Saudi Arabia needs more storage facilities for food to help cushion the largest Arab economy against rising commodity prices, the chairman of the Food Security Committee at the Riyadh Chamber of Commerce said.
Escalating food prices “worry us,” Saad Alkhorayef told reporters on Sunday in Riyadh, the Saudi capital. “We are encouraging the government” to increase capacity for storing wheat, barley, soybeans, sugar, rice and other food commodities, he said.
Saudi Arabia, the world’s largest barley importer, plans to increase imports as it phases out water-intensive food crops by 2016, in response to a Royal Decree in 2008. Food ranked as the biggest import in November at the kingdom’s eight ports, according to data on the website of the Saudi Ports Authority.
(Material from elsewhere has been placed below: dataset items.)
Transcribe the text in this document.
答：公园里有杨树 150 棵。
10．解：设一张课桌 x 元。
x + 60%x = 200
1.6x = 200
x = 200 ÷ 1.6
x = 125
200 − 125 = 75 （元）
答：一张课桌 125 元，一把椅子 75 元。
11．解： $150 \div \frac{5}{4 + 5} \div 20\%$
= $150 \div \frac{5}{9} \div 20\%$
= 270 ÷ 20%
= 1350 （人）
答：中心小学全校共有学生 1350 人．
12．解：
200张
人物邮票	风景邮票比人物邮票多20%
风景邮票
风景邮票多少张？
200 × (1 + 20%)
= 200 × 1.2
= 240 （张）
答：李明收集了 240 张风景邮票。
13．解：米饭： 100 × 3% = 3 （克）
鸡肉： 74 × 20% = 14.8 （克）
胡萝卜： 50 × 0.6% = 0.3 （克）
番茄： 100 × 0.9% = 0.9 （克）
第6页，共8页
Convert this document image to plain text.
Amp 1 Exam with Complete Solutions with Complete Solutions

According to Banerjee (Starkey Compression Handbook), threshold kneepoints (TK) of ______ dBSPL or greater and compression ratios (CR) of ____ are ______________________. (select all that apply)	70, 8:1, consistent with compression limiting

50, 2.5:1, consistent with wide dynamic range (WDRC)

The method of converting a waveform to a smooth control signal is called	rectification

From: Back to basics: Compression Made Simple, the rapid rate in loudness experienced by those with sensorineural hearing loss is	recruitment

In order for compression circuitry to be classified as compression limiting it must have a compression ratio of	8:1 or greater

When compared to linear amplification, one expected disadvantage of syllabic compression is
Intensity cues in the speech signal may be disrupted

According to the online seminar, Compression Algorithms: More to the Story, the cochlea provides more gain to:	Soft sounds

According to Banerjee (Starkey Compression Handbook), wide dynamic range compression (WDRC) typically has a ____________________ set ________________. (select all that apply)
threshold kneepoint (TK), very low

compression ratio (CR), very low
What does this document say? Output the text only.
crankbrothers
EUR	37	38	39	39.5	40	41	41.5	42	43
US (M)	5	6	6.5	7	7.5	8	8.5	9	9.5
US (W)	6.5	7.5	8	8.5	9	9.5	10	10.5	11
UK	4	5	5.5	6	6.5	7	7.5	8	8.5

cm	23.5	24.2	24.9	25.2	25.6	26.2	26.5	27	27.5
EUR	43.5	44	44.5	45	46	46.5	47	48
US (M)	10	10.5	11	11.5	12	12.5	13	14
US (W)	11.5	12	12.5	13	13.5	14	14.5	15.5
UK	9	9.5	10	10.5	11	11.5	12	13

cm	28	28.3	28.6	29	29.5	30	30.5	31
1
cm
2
Inflation in Saudi Arabia accelerated to 6.1 percent in August, the highest level since February 2009, due to higher global food prices, central bank Governor Muhammad Al Jasser said in October. External commodity prices will help prop up inflation at an average of 5.3 percent in 2011, Jadwa Investment Co said on December 26.
World food prices climbed to a record high in December on steeper sugar, grain and oilseed costs, exceeding levels reached in 2008 that sparked deadly riots from Haiti to Egypt, the United Nations Food and Agricultural Organisation reported on January 5. An index of 55 food commodities tracked by the UN’s FAO gained for a sixth month to 214.7 points, above the prior all-time high of 213.5 in June 2008.
The kingdom may purchase 2 million metric tonnes of wheat in the current marketing year ending June 30, and imports may exceed 3 million tonnes in 2016, the Rome-based FAO said in October. The country may import 11.9 million tonnes of cereals in this marketing year, up from 11.7 million tonnes in the prior period, it said.
Brazil, Argentina, Ukraine, Australia and five other countries supply most of Saudi Arabia’s grain imports, Alkhorayef said.